Ancillary Justice by Ann Leckie

Title: Ancillary Justice 
Author: Ann Leckie 
Type: Novel 
Genre: Science Fiction 
Series: Yes, Imperial Radch #1 
Pages: 409 
Copyright: 2013 
Publisher: Orbit 
Rating: 4 out of 5


Cover Rating: 2.5 out of 5
I do not think I would have read the book if I had seen this cover. I was picturing something more like a planet dark blue with a yellow line of light on the edge from maybe one of the lotuses that Breq carries. I don't think that the Star Wars theme cover is bad I just don't like it as much. I think I did a much better job imagining what the ships looked like that the cover does. Even though the cover does fit the book it doesn't make me what to read the book at all. Thus I would say it is a failure in that respect because what is inside is an amazing story.
Before Cover was drawn.

Summary: from Good Reads.
On a remote, icy planet, the soldier known as Breq is drawing closer to completing her quest.

Breq is both more than she seems and less than she was. Years ago, she was the Justice of Toren--a colossal starship with an artificial intelligence linking thousands of corpse soldiers in the service of the Radch, the empire that conquered the galaxy.

An act of treachery has ripped it all away, leaving her with only one fragile human body. And only one purpose--to revenge herself on Anaander Mianaai, many-bodied, near-immortal Lord of the Radch.

From debut author Ann Leckie, Ancillary Justice is a stunning space opera that asks what it means to be human in a universe guided by artificial intelligence.

My idea for the cover

Feelings: 

I thought that this was a hard book to read. This was largely because of how gender is written. The narrative is in the first person and the narrator comes from a place were gender is neutral and thus has a hard time defining gender when she is talking in other languages and must identify the gender of the person she is talking to. The language the narrator speaks uses the female pronoun "she" "her" for all genders and this can get a bit confusing.

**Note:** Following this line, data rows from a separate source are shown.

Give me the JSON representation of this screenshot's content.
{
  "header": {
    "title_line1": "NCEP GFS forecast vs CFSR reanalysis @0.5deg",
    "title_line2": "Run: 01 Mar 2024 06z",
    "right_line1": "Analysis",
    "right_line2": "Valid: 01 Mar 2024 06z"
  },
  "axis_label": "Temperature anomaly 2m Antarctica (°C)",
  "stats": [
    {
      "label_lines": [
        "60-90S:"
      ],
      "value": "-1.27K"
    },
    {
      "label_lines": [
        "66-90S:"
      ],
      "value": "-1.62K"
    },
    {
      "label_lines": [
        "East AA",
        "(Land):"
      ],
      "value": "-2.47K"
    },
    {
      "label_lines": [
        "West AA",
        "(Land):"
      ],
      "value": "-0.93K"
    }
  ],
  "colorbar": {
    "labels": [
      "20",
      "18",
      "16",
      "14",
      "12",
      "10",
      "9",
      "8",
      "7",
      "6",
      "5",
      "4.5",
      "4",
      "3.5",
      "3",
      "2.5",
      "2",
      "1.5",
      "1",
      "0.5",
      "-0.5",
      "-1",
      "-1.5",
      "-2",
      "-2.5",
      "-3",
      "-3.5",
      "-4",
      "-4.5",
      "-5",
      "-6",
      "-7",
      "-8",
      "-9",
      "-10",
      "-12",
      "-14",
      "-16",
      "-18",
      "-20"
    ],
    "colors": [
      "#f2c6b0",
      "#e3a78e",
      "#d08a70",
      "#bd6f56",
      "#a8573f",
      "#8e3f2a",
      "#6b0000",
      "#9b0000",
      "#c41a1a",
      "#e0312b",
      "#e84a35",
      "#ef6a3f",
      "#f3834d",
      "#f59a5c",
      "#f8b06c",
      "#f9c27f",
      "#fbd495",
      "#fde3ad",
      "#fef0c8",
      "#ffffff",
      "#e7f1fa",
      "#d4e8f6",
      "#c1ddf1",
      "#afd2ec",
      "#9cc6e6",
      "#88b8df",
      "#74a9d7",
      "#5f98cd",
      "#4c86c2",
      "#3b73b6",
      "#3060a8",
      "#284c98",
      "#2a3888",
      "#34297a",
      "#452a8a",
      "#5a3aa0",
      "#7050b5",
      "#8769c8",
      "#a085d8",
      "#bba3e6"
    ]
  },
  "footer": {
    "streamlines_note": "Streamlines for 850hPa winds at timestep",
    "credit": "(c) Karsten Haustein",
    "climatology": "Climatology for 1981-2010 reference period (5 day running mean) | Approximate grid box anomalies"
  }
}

"I'll rent a sledge," I said, "and buy a hypothermia kit."
Behind me one of the patrons chuckled and said, voice mocking, "Aren't you a tough little girl." (p. 2)
This is the only indication I have of the narrators gender through out the book. Gender is often from another characters insight or comment and not from Breq. I really liked Breq, the narrator, she (using it here not because she is female but because that is the pronoun the book uses) is very different from most narrators I've read. There are many odd things that we learn as we travel with Breq. The book also follows Breq's character 20 years in the past leading to the events of today.

For the first fifty pages maybe more I found the lack of gender really hard to follow. However, I did get used to it and as we gathered a group of characters and stayed with them it got easier to follow what was happening and not get caught up in the oddness of only seeing the female pronoun used.
She was probably male, to judge from the angular mazelike patterns quilting her shirt. I wasn't entirely certain. It wouldn't have mattered, if I had been in Radch Space. Radichaai don't care much about gender, and the language they speak--my own first language--doesn't mark gender in any way. (p. 3)
I don't want to give to much away about the story because it was really good and I thought reading it without a cover or a story blurb added to the appeal of the story.

I highly recommend this book to anyone who likes Science Fiction.